Search code examples
pythonsqlsql-serversqlalchemyouter-apply

OUTER APPLY in SQLAlchemy


I want to write a SQL Server's outer apply query like the one below using SQLAlchemy.

The FX table may not have the corresponding row on the date in the price table, so I need to use to OUTER APPLY to get the last row in the FX table for each date.

SELECT p.EffectiveDate, p.Close_ * FX.Rate as USD_PRICE
FROM PRICE p
OUTER APPLY (
    SELECT TOP 1 *
    FROM FX
    WHERE 
        FromCurrency = p.Currency
        AND ToCurrency = 'USD'
        AND ExRateDate <= p.EffectiveDate
    ORDER BY ExRateDate DESC
) fx

Brief background on the tables:

  • The PRICE table is a timeseries which has the EffectiveDate, Currency and Close_ Column. EffectiveDate is the primary key.
  • The FX table has the FromCurrCode, ToCurrCode, ExRateDate and Rate columns. The primary key is (FromCurrCode, ToCurrCode, ExRateDate)
  • My use case is to join the PRICE and FX tables to get the USD price. However, for a given EffectiveDate in the PRICE table, there may not be row in FX table on that date. Therefore, the tables cannot be joinned directly with FX.ExRateDate = PRICE.EffectiveDate. To fix the problem, I need to use OUTER APPLY to find the last row in the FX table that the FX.ExRateDate is the closest to the PRICE.EffectiveDate

It seems that SQLAlchemy doesn't support outer apply expression. I took a look at Custom SQL Constructs and Compilation Extension. But I am not sure how to create a custom constructs of outer apply. Do you have an example of it?

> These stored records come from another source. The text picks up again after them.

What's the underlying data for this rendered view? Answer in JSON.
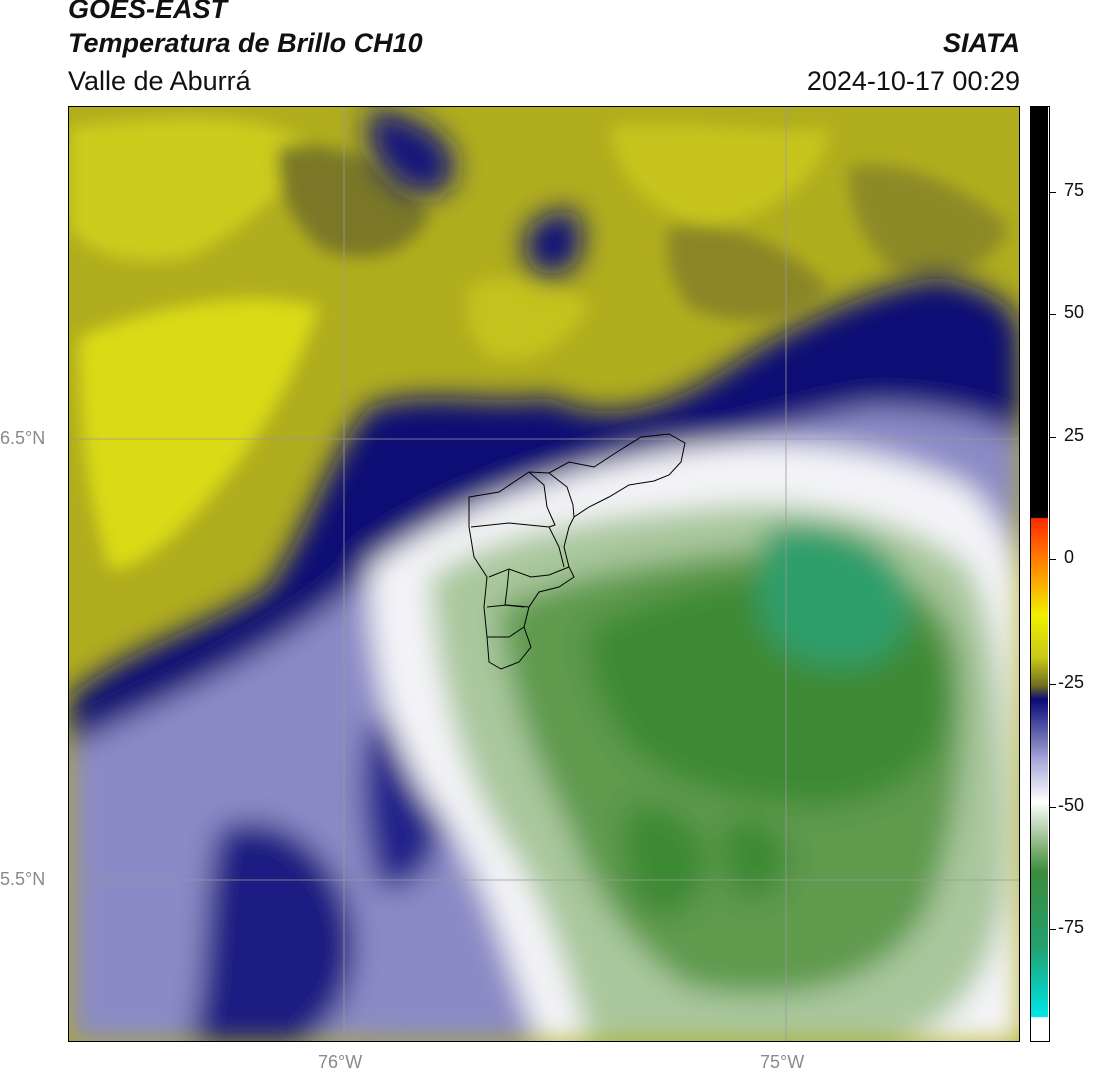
{
  "header": {
    "satellite": "GOES-EAST",
    "product": "Temperatura de Brillo CH10",
    "region": "Valle de Aburrá",
    "organization": "SIATA",
    "datetime": "2024-10-17 00:29"
  },
  "map": {
    "lat_labels": [
      "6.5°N",
      "5.5°N"
    ],
    "lon_labels": [
      "76°W",
      "75°W"
    ]
  },
  "colorbar": {
    "labels": [
      "75",
      "50",
      "25",
      "0",
      "-25",
      "-50",
      "-75"
    ],
    "colors": {
      "black": "#000000",
      "red": "#ff2a00",
      "orange": "#ff9900",
      "yellow": "#f0f000",
      "olive": "#c8c818",
      "navy": "#0a0a78",
      "lavender": "#a8a8d8",
      "white": "#ffffff",
      "green": "#3c8c3c",
      "teal": "#22a070",
      "cyan": "#00e6e6"
    }
  }
}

I guess a workaround would be replacing the outer apply with outer join. If you can provide a query can produce the same result without using outer apply, that would solve my problem too.

Thanks


Solution

  • Using Correlated Subquery here is the solution using OUTER JOIN:

    sq = (
        session.query(FX.id.label("last_id"))
        .filter(FX.FromCurrency == Price.Currency)
        .filter(FX.ToCurrency == 'USD')
        .filter(FX.ExRateDate <= Price.EffectiveDate)
        .order_by(FX.ExRateDate.desc())
        .order_by(FX.id.desc())  # handle duplicates just in case
        .limit(1)
        .correlate(Price)
        .as_scalar()
    )
    
    q = session.query(
        Price.EffectiveDate,
        (Price.Close_ * FX.Rate).label("USD_PRICE"),
    ).outerjoin(FX, FX.id == sq)